There is no reason why we should defend the survival of characteristic genes as if they had greater purpose than the survival of our characteristic thinking. Remember: There is no universal purpose. There is no reason to be more attached to the sequence of nucleotides that defines the human form than to the one that defines the form of an ant. The part that is interesting to us is the emergent world of thought and perception.

The winds of change

Are there signs of a changing emphasis in humans from gene survival to pattern survival? There is reason to believe so.

There are competitive, Darwinian pressures among thinking entities. A shift from gene survival to pattern survival is a necessary preparation for the competition between our own emergent intelligence and intelligence of another origin. That other origin could be machine intelligence without the same set of intrinsic drives, or intelligence emergent in thinking entities elsewhere in the cosmos.

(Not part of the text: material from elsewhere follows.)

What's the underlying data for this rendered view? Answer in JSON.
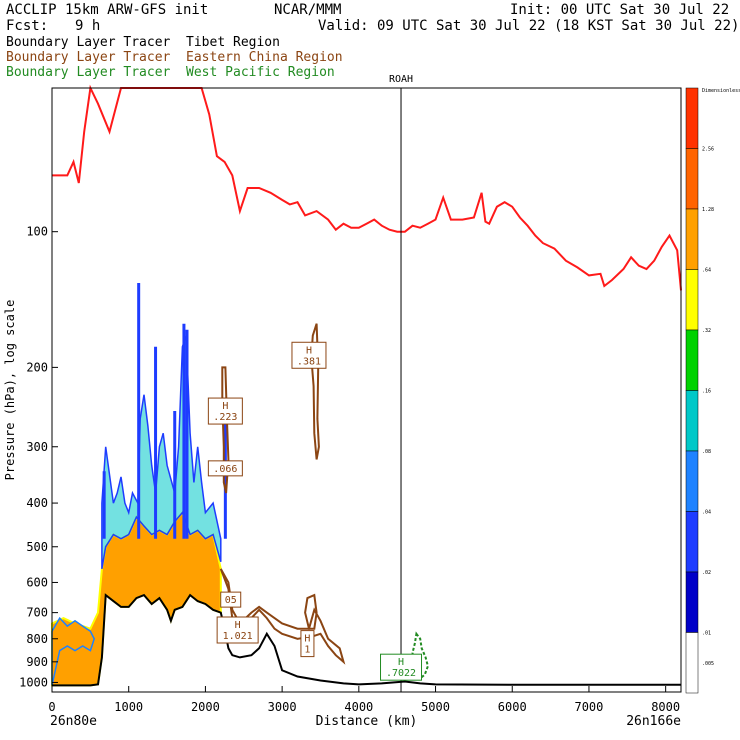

Greater capabilities in this competition are based on a greater understanding of one’s own thinking processes, and the ability to make adaptations therein. At some point, this will demand that we move beyond the captivity within boundaries of our specific drives optimized for gene survival, our primordial reward functions. That escape can be sought through a careful transition during which competitive motivation is sustained.

Look again from the perspective of the end result: Universal Darwinism applied to thinking entities; whatever adapts and survives well. Whatever you end up creating should suit that selection. A kind of SIM will fare better in many more domains than our good old flesh and bone. In the long run, we escape doom only by seeking to escape the catchment.

To tackle this, do not look from past to future and think that genetic survival is the current drive and therefore we can have no route to another form that can survive. Rather, think of the future first. With reason as a guide, deduce the overall qualities of the predominant outcome. Look at what would thrive, and turn us into that. The next successful step will also have something that drives its survival for some period of time, even if it is not Homo sapiens’ DNA. Gradual and tentative changes are the safest way to move there from what we are now, if we do not know a better approach.

In other words, advance substrate-independent minds. Start with what we have: The human brain (body too, if you like), and work from there.

Of all the transhumanist strategies, ASIM is both imbued with its originating human interests and also it most directly embraces and plays the game of competitive natural selection. We aim to base its objectives on properties that can be reasonably supposed to be those of successful competing patterns from the point of view of the end result.